Coda a caccia di vendetta

La Salernitana s’aggrappa al bomber che a Cagliari giocò la sua ultima in A

SALERNO. Ogni cuore ha una memoria, ogni stadio ha la sua storia. Dopo la sua squalifica col Modena e le imprecazioni dei tifosi, Massimo Coda si carica la Salernitana sulle spalle e riparte dal Sant’Elia di Cagliari, dove ha disputato la sua ultima partita da titolare con il Parma, in A. Si congedò qualche settimana dopo a Firenze ma coi viola giocò uno spezzone, ininfluente. La tappa di Cagliari, invece, la ricorda bene: il 4 maggio di un anno fa, finì 4-0 per gli isolani e il primo tempo fu da incubo, già sotto di 3 gol. Ogni cuore ha la sua memoria e Coda vuole vendicare la goleada, sogna proprio in Sardegna la stoccata della salvezza della Salernitana. Menichini fa lo stesso sogno: nello stadio che gli appartenne da vice di Mazzone, gli piacerebbe veder lampeggiare la B dei granata. Magari non sul maxischermo del Sant’Elia come accadde con la scritta “Uefa” alle ore 18.15 del 6 giugno del ’93 dopo la vittoria storica dei sardi per 4-0 sul Pescara, ma almeno negli occhi e nei cuori granata. Servirà una vittoria e per vincere non si può prescindere da Coda, il bomber, il miglior realizzatore. Il Cagliari, che ha segnato 73 volte e addirittura 13 gol nelle ultime 5 gare, ha un attacco mitraglia con tanti califfi: Farias con 14 reti, Joao Pedro 13, Giannetti 9, Sau e Melchiorri 8 a testa, senza dimenticare il giovane Cerri con 3. La Salernitana, invece, soprattutto quella formato trasferta, ha solo lui, Massimo Coda.

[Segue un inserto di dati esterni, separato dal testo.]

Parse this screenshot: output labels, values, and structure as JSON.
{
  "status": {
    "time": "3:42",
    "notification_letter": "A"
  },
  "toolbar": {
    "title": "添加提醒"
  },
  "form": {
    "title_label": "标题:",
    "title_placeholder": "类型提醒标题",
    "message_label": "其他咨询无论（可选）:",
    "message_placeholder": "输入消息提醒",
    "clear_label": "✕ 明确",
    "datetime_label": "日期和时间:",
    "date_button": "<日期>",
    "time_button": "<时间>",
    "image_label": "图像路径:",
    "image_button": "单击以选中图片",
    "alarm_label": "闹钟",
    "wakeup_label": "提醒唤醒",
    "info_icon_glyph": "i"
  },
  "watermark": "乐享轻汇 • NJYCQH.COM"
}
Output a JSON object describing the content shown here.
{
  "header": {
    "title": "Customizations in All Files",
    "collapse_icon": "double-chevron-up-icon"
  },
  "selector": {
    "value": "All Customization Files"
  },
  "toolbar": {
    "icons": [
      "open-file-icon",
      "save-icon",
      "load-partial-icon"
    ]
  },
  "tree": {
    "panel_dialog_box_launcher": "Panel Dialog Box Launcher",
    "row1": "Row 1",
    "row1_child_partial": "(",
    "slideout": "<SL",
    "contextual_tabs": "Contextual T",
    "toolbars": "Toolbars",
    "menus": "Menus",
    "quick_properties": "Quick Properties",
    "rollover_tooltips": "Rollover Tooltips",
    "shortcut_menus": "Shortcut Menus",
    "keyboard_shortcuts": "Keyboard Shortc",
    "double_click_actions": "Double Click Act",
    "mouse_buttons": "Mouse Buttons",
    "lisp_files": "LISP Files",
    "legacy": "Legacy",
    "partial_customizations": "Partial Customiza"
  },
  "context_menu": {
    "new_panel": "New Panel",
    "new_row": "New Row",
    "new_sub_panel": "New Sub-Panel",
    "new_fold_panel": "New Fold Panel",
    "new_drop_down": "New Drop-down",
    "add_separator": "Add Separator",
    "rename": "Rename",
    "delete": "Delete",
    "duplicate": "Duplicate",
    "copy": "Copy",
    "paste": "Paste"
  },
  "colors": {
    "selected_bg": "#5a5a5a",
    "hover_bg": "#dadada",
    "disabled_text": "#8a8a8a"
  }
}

Non se la prenda Donnarumma, ma il campo parla, da tempo. Fuori casa, nella gestione Menichini, il “gemello del gol” s’è molto spesso eclissato e c’è stata quasi sempre la firma di Coda in calce ai pari della speranza: a Trapani in anticipo sul difensore, a Cesena e a Perugia su rigore, a Vercelli di testa. In bianco ad Ascoli ma solo perché quel satanasso di Cacia, sulla linea di porta, si sostituì al portiere respingendo il colpo di testa destinato in fondo al sacco. Poi l’ammonizione rimediata per aver sbracciato nel gioco aereo ha privato la Salernitana del suo corazziere nell’assalto decisivo al Modena e ha fatto disperare Menichini.

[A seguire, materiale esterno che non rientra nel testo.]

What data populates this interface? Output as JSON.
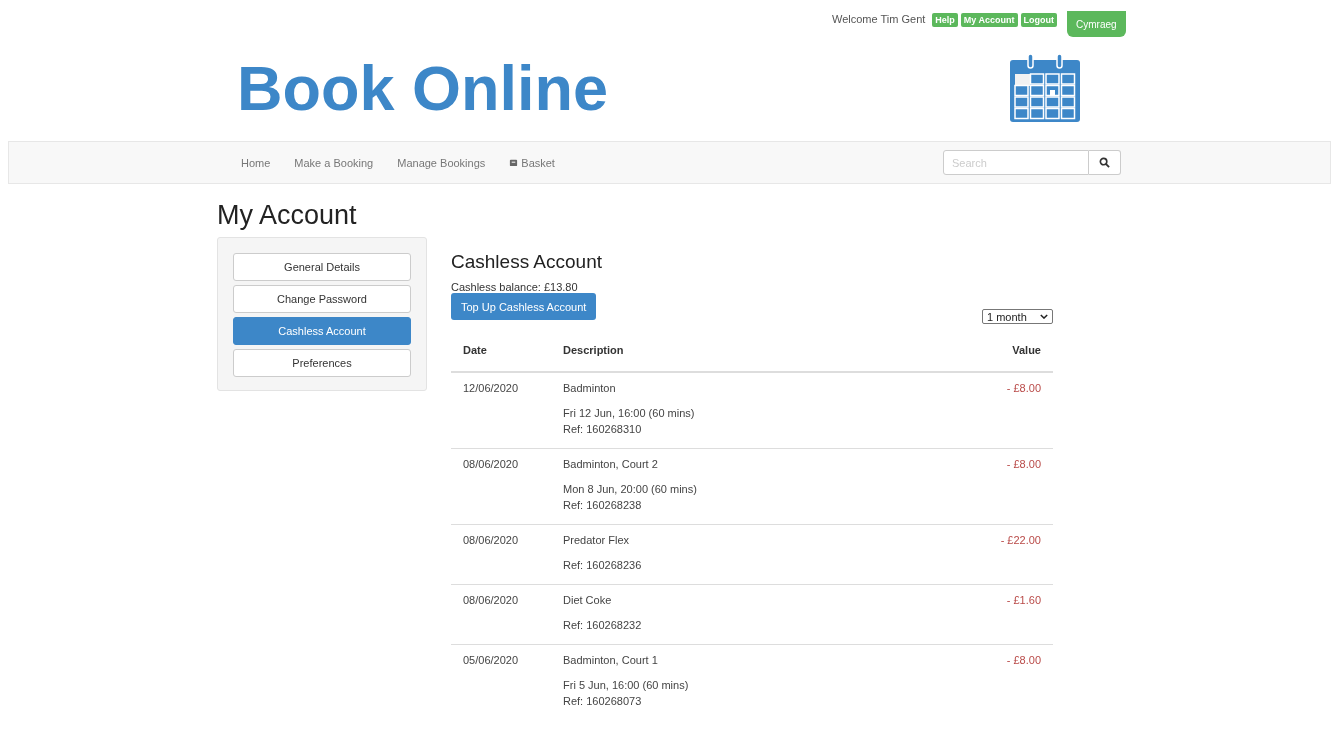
{
  "topbar": {
    "welcome": "Welcome Tim Gent",
    "links": [
      "Help",
      "My Account",
      "Logout"
    ],
    "language_button": "Cymraeg"
  },
  "header": {
    "title": "Book Online"
  },
  "nav": {
    "items": [
      {
        "label": "Home",
        "icon": false
      },
      {
        "label": "Make a Booking",
        "icon": false
      },
      {
        "label": "Manage Bookings",
        "icon": false
      },
      {
        "label": "Basket",
        "icon": true
      }
    ],
    "search": {
      "placeholder": "Search"
    }
  },
  "page_title": "My Account",
  "sidebar": {
    "items": [
      {
        "label": "General Details",
        "selected": false
      },
      {
        "label": "Change Password",
        "selected": false
      },
      {
        "label": "Cashless Account",
        "selected": true
      },
      {
        "label": "Preferences",
        "selected": false
      }
    ]
  },
  "content": {
    "title": "Cashless Account",
    "balance": "Cashless balance: £13.80",
    "top_up_button": "Top Up Cashless Account",
    "period_select": "1 month",
    "table": {
      "columns": [
        "Date",
        "Description",
        "Value"
      ],
      "rows": [
        {
          "date": "12/06/2020",
          "description": "Badminton",
          "details": [
            "Fri 12 Jun, 16:00 (60 mins)",
            "Ref: 160268310"
          ],
          "value": "- £8.00"
        },
        {
          "date": "08/06/2020",
          "description": "Badminton, Court 2",
          "details": [
            "Mon 8 Jun, 20:00 (60 mins)",
            "Ref: 160268238"
          ],
          "value": "- £8.00"
        },
        {
          "date": "08/06/2020",
          "description": "Predator Flex",
          "details": [
            "Ref: 160268236"
          ],
          "value": "- £22.00"
        },
        {
          "date": "08/06/2020",
          "description": "Diet Coke",
          "details": [
            "Ref: 160268232"
          ],
          "value": "- £1.60"
        },
        {
          "date": "05/06/2020",
          "description": "Badminton, Court 1",
          "details": [
            "Fri 5 Jun, 16:00 (60 mins)",
            "Ref: 160268073"
          ],
          "value": "- £8.00"
        }
      ]
    }
  }
}
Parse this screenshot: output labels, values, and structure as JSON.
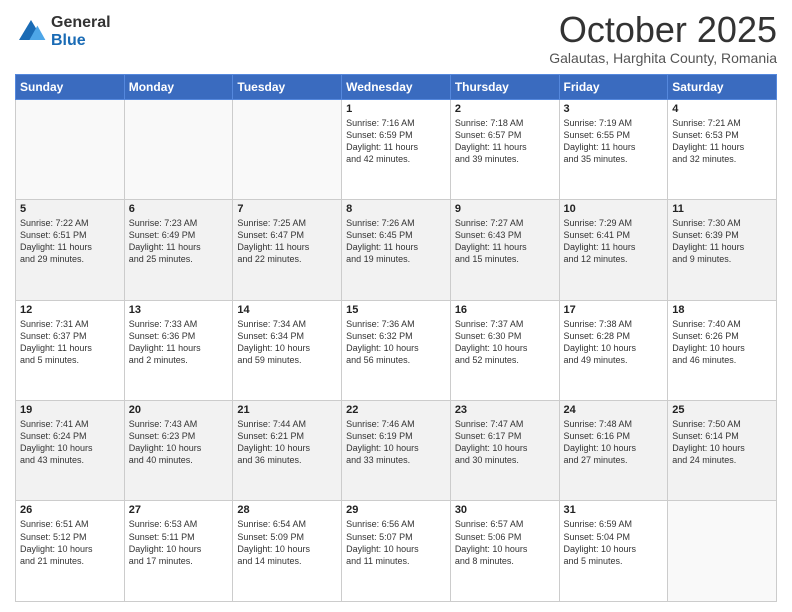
{
  "logo": {
    "general": "General",
    "blue": "Blue"
  },
  "header": {
    "month": "October 2025",
    "location": "Galautas, Harghita County, Romania"
  },
  "weekdays": [
    "Sunday",
    "Monday",
    "Tuesday",
    "Wednesday",
    "Thursday",
    "Friday",
    "Saturday"
  ],
  "weeks": [
    [
      {
        "day": "",
        "info": ""
      },
      {
        "day": "",
        "info": ""
      },
      {
        "day": "",
        "info": ""
      },
      {
        "day": "1",
        "info": "Sunrise: 7:16 AM\nSunset: 6:59 PM\nDaylight: 11 hours\nand 42 minutes."
      },
      {
        "day": "2",
        "info": "Sunrise: 7:18 AM\nSunset: 6:57 PM\nDaylight: 11 hours\nand 39 minutes."
      },
      {
        "day": "3",
        "info": "Sunrise: 7:19 AM\nSunset: 6:55 PM\nDaylight: 11 hours\nand 35 minutes."
      },
      {
        "day": "4",
        "info": "Sunrise: 7:21 AM\nSunset: 6:53 PM\nDaylight: 11 hours\nand 32 minutes."
      }
    ],
    [
      {
        "day": "5",
        "info": "Sunrise: 7:22 AM\nSunset: 6:51 PM\nDaylight: 11 hours\nand 29 minutes."
      },
      {
        "day": "6",
        "info": "Sunrise: 7:23 AM\nSunset: 6:49 PM\nDaylight: 11 hours\nand 25 minutes."
      },
      {
        "day": "7",
        "info": "Sunrise: 7:25 AM\nSunset: 6:47 PM\nDaylight: 11 hours\nand 22 minutes."
      },
      {
        "day": "8",
        "info": "Sunrise: 7:26 AM\nSunset: 6:45 PM\nDaylight: 11 hours\nand 19 minutes."
      },
      {
        "day": "9",
        "info": "Sunrise: 7:27 AM\nSunset: 6:43 PM\nDaylight: 11 hours\nand 15 minutes."
      },
      {
        "day": "10",
        "info": "Sunrise: 7:29 AM\nSunset: 6:41 PM\nDaylight: 11 hours\nand 12 minutes."
      },
      {
        "day": "11",
        "info": "Sunrise: 7:30 AM\nSunset: 6:39 PM\nDaylight: 11 hours\nand 9 minutes."
      }
    ],
    [
      {
        "day": "12",
        "info": "Sunrise: 7:31 AM\nSunset: 6:37 PM\nDaylight: 11 hours\nand 5 minutes."
      },
      {
        "day": "13",
        "info": "Sunrise: 7:33 AM\nSunset: 6:36 PM\nDaylight: 11 hours\nand 2 minutes."
      },
      {
        "day": "14",
        "info": "Sunrise: 7:34 AM\nSunset: 6:34 PM\nDaylight: 10 hours\nand 59 minutes."
      },
      {
        "day": "15",
        "info": "Sunrise: 7:36 AM\nSunset: 6:32 PM\nDaylight: 10 hours\nand 56 minutes."
      },
      {
        "day": "16",
        "info": "Sunrise: 7:37 AM\nSunset: 6:30 PM\nDaylight: 10 hours\nand 52 minutes."
      },
      {
        "day": "17",
        "info": "Sunrise: 7:38 AM\nSunset: 6:28 PM\nDaylight: 10 hours\nand 49 minutes."
      },
      {
        "day": "18",
        "info": "Sunrise: 7:40 AM\nSunset: 6:26 PM\nDaylight: 10 hours\nand 46 minutes."
      }
    ],
    [
      {
        "day": "19",
        "info": "Sunrise: 7:41 AM\nSunset: 6:24 PM\nDaylight: 10 hours\nand 43 minutes."
      },
      {
        "day": "20",
        "info": "Sunrise: 7:43 AM\nSunset: 6:23 PM\nDaylight: 10 hours\nand 40 minutes."
      },
      {
        "day": "21",
        "info": "Sunrise: 7:44 AM\nSunset: 6:21 PM\nDaylight: 10 hours\nand 36 minutes."
      },
      {
        "day": "22",
        "info": "Sunrise: 7:46 AM\nSunset: 6:19 PM\nDaylight: 10 hours\nand 33 minutes."
      },
      {
        "day": "23",
        "info": "Sunrise: 7:47 AM\nSunset: 6:17 PM\nDaylight: 10 hours\nand 30 minutes."
      },
      {
        "day": "24",
        "info": "Sunrise: 7:48 AM\nSunset: 6:16 PM\nDaylight: 10 hours\nand 27 minutes."
      },
      {
        "day": "25",
        "info": "Sunrise: 7:50 AM\nSunset: 6:14 PM\nDaylight: 10 hours\nand 24 minutes."
      }
    ],
    [
      {
        "day": "26",
        "info": "Sunrise: 6:51 AM\nSunset: 5:12 PM\nDaylight: 10 hours\nand 21 minutes."
      },
      {
        "day": "27",
        "info": "Sunrise: 6:53 AM\nSunset: 5:11 PM\nDaylight: 10 hours\nand 17 minutes."
      },
      {
        "day": "28",
        "info": "Sunrise: 6:54 AM\nSunset: 5:09 PM\nDaylight: 10 hours\nand 14 minutes."
      },
      {
        "day": "29",
        "info": "Sunrise: 6:56 AM\nSunset: 5:07 PM\nDaylight: 10 hours\nand 11 minutes."
      },
      {
        "day": "30",
        "info": "Sunrise: 6:57 AM\nSunset: 5:06 PM\nDaylight: 10 hours\nand 8 minutes."
      },
      {
        "day": "31",
        "info": "Sunrise: 6:59 AM\nSunset: 5:04 PM\nDaylight: 10 hours\nand 5 minutes."
      },
      {
        "day": "",
        "info": ""
      }
    ]
  ]
}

Ora è ritornato e in questi giorni l’hanno cercato i tifosi e le tifose per le foto. Coda non s’è negato ma la sua testa è a Cagliari e il suo cuore – quello di prossimo papà – all’evento dolcissimo che ad agosto gli cambierà la vita. A Salerno sta vivendo una stagione che è partita in salita ma che è diventata della maturità e della felicità personale, compreso un ricco bonus. Manca solo la salvezza tanto desiderata. Per ottenerla servono i suoi gol. Perché Coda ora per i granata è tutto: punta e apri varchi, occhi e speranza. Al di là del traguardo personale (sfondare quota 18 significherebbe far meglio dell’esperienza in Slovenia), sulle spalle di Coda c’è il peso dell’attacco. Tutti, pure Donnarumma, possono cambiare o modificare leggermente posizione tranne il bomber. Con lui in attacco, la Salernitana perde centimetri e forza fisica. Orfano del centravanti, Donnarumma non è lo stesso. Ha una grande dote, il bomber: è sereno, al punto da apparire talvolta senza emozioni, scollegato. Invece è solo equilibrio interiore. La serenità, arma in più quando all’Arechi fallì il rigore col Pescara e fece il pieno di critiche e invettive, è stata alleata fedele anche quando ha dovuto scaricare in porta il rigore-batticuore col Latina.

Ogni cuore ha la sua memoria: segnare a Cagliari il gol della staffa significherebbe far pace anche con i ricordi.